Don't compare your old students to your new students. Yeah, we do it. Yeah, it's inevitable. But those comparisons can eat you up. I loop with my students: I get my ninth graders for a two year world history loop. So when I said goodbye to my tenth graders last May, I knew what was coming. I have looped back down before: this year was the fourth time I've done it. However, the contrast this year really hit me. In too many instances I only saw what my students couldn't do. In other times it was comparing second semester tenth graders to first semester ninth graders.

Combine these two things for a solid month? Come the middle of November I was a mess.

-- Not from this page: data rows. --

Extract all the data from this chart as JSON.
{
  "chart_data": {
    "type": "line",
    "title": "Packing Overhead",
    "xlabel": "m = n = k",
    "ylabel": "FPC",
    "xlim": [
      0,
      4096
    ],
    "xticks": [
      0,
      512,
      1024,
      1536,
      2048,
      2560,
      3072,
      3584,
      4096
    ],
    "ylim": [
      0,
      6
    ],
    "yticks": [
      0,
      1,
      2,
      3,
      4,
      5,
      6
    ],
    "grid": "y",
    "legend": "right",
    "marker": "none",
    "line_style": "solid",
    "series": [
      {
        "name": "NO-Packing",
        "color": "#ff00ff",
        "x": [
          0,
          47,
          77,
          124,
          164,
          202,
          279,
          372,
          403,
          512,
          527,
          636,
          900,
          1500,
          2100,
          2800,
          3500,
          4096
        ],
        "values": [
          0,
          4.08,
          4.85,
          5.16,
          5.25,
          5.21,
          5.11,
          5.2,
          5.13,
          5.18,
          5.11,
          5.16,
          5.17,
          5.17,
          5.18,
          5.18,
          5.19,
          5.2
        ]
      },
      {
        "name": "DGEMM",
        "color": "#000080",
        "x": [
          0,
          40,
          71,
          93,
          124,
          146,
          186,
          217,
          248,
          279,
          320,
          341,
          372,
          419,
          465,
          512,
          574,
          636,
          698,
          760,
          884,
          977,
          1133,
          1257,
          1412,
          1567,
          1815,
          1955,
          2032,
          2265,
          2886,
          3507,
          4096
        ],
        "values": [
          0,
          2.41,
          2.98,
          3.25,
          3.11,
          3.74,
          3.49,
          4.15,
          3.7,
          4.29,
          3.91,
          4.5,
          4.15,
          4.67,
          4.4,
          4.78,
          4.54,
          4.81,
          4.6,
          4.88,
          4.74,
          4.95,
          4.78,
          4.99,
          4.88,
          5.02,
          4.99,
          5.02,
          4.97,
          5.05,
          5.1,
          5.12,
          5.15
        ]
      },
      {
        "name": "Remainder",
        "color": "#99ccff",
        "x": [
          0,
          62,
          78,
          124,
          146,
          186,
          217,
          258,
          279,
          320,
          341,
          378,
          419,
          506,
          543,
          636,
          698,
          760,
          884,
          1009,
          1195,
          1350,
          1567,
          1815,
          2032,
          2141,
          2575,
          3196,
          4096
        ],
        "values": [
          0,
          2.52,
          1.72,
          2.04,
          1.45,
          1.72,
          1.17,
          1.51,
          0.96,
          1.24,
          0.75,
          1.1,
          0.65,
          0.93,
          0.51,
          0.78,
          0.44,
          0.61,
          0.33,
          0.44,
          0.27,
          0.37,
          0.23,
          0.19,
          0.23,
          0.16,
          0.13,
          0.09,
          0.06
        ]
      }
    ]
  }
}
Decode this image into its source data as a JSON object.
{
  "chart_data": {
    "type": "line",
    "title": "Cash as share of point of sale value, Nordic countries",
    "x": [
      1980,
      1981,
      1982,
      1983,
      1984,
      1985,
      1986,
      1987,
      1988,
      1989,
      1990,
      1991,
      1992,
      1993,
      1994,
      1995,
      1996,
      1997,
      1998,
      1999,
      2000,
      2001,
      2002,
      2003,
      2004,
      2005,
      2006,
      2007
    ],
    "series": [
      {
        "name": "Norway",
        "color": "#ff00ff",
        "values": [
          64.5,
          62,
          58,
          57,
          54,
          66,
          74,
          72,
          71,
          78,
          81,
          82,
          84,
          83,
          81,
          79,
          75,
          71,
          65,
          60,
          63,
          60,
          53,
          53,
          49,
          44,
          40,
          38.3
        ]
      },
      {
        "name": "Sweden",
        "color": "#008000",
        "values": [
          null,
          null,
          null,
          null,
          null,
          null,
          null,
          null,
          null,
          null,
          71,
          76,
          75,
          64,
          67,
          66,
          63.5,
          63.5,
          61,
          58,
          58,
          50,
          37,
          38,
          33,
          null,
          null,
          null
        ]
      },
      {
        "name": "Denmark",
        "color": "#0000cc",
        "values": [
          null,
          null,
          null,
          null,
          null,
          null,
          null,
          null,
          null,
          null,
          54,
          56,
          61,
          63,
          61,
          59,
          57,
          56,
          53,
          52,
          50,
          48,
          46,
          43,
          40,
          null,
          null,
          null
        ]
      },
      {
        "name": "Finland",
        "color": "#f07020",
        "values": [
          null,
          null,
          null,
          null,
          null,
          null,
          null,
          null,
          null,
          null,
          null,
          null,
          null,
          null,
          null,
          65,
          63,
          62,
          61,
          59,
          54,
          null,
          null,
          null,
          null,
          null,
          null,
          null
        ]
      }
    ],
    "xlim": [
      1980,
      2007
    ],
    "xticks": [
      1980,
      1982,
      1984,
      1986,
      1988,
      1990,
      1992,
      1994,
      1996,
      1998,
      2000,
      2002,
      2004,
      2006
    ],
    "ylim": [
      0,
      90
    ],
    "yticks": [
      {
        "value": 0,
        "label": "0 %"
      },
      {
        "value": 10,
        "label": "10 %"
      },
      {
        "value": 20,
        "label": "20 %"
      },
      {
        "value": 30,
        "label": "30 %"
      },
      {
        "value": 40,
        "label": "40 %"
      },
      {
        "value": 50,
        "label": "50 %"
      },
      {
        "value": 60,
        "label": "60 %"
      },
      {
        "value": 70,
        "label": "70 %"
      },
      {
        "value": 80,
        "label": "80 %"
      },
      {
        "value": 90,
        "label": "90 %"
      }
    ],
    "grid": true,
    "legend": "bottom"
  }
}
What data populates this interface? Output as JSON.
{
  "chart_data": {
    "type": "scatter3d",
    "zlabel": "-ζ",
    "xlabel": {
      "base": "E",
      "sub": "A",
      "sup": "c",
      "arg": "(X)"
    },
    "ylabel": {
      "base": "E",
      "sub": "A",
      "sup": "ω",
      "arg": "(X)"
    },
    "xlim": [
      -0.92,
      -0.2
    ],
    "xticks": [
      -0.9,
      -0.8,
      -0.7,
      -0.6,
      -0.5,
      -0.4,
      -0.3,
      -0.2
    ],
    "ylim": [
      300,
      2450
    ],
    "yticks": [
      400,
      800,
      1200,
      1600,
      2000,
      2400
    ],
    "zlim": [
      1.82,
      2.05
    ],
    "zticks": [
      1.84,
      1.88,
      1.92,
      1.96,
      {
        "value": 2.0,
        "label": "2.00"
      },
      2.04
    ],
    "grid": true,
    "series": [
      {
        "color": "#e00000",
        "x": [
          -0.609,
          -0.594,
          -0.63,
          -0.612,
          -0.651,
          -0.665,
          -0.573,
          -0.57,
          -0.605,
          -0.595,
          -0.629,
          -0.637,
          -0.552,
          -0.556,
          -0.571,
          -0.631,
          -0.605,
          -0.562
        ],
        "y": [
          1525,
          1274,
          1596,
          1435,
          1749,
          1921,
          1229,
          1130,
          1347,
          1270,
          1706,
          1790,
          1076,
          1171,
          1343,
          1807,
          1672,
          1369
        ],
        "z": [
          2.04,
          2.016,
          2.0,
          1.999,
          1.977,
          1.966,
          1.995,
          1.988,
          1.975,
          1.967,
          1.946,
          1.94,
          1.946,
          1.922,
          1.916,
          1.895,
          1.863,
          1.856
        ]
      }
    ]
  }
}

I felt like a phony: here I was, advocating trying new things in the classroom and celebrating what your students can do when you get out of their way and I couldn't get out of my own way.

Finally, Victoria asked me about all the things my students could do. Asked about what was going right. And finally, slowly, I started to focus on the great thinking my students were doing. I started to be kinder to myself, to see my students for who they were: freshmen who I had another one and a half years with. Talented kids who were making strides at critical thinking and owning their learning.

And that focus made all the difference. I started seeing the amazing projects they were working on. The student who taught me a ton about the transgender movement. The kids who shared a ton of information about a fascinating slave revolt in Rome that I had never heard of.

And here we are, in December. First semester is (shockingly) almost done, and things are looking up. All it took was someone asking me the right question.